Harmon, 70, the OSU professor emeritus, is one of the world’s foremost authorities on forest decomposition. He has devoted 40 years to an experiment involving observation of the rate and process of decomposition on logs, placed at six sites at the Andrews. The study was supposed to last for 200 years. Now he is waiting at his house in Corvallis to see what is left of his research plots. Will there be six? Three? Only one? And what will be the experiment’s design now?
“It really kind of terminates the study in some ways,” he said of the fire. “But maybe it’ll lead to some other kinds of study.
“I’d like to see what’s left and what can be done.”
For a while, he obsessively checked the InciWeb map of the fire on his computer, trying to track the location of the blaze relative to his plots. He eventually stopped looking. “It was just, ‘It will burn whatever it burns and then I’ll deal with it.’”

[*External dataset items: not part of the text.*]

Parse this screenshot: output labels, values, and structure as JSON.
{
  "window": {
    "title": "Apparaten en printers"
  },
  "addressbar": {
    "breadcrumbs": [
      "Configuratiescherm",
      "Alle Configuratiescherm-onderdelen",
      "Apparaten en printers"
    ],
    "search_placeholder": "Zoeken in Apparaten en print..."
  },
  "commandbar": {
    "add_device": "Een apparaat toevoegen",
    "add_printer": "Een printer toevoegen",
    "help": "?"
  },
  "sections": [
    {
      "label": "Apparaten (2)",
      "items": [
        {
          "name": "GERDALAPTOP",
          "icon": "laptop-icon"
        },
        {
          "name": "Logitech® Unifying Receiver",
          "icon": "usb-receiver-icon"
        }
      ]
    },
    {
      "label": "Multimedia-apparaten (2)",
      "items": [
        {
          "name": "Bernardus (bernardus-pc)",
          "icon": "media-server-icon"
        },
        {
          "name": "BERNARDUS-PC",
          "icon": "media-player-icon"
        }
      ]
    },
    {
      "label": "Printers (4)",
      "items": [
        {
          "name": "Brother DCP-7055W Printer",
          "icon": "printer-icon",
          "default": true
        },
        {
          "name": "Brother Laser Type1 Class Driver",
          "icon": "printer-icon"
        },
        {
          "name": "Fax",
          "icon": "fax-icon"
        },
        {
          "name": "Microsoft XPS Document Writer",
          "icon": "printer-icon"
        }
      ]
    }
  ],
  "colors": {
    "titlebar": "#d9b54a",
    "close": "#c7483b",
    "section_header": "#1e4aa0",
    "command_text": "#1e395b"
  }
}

Brooke Penaluna, research fisheries biologist at the USFS Pacific Northwest Research Station in Corvallis, is lead scientist at the Andrews. When the fire broke out, her days and nights were filled with first making sure everyone got out of the forest safely. Then it was time to put together a team from Corvallis to salvage valuables from the evacuated headquarters and residences. She took a moment for a walk on the Discovery Trail near the headquarters office, used and beloved by so many researchers, educators and the public.
“It felt heavy, I felt like I was carrying the weight of everybody who had ever done research there before, knowing they couldn’t go and say goodbye,” Penaluna said, “It was just that feeling of people’s legacy.”
Original artwork, microscopes and other equipment, precious original data only on paper, the signed books in the Andrews’ library — those were obvious picks to get packed in the vans, Penaluna said, as firefighting helicopters whomp-whomped overhead.
The taxidermy spotted owls were among the last to go. First the good ones, and then finally, in the last bit of space in the vans, the ones that were less than perfect. They, along with the files, the artwork, the two-way radios and all the rest are now in a warehouse.
To keep them clean, the owls wear black trash bags placed carefully over their heads. They are owls in exile, from a forest where some of the last habitat of their critically endangered species is burning.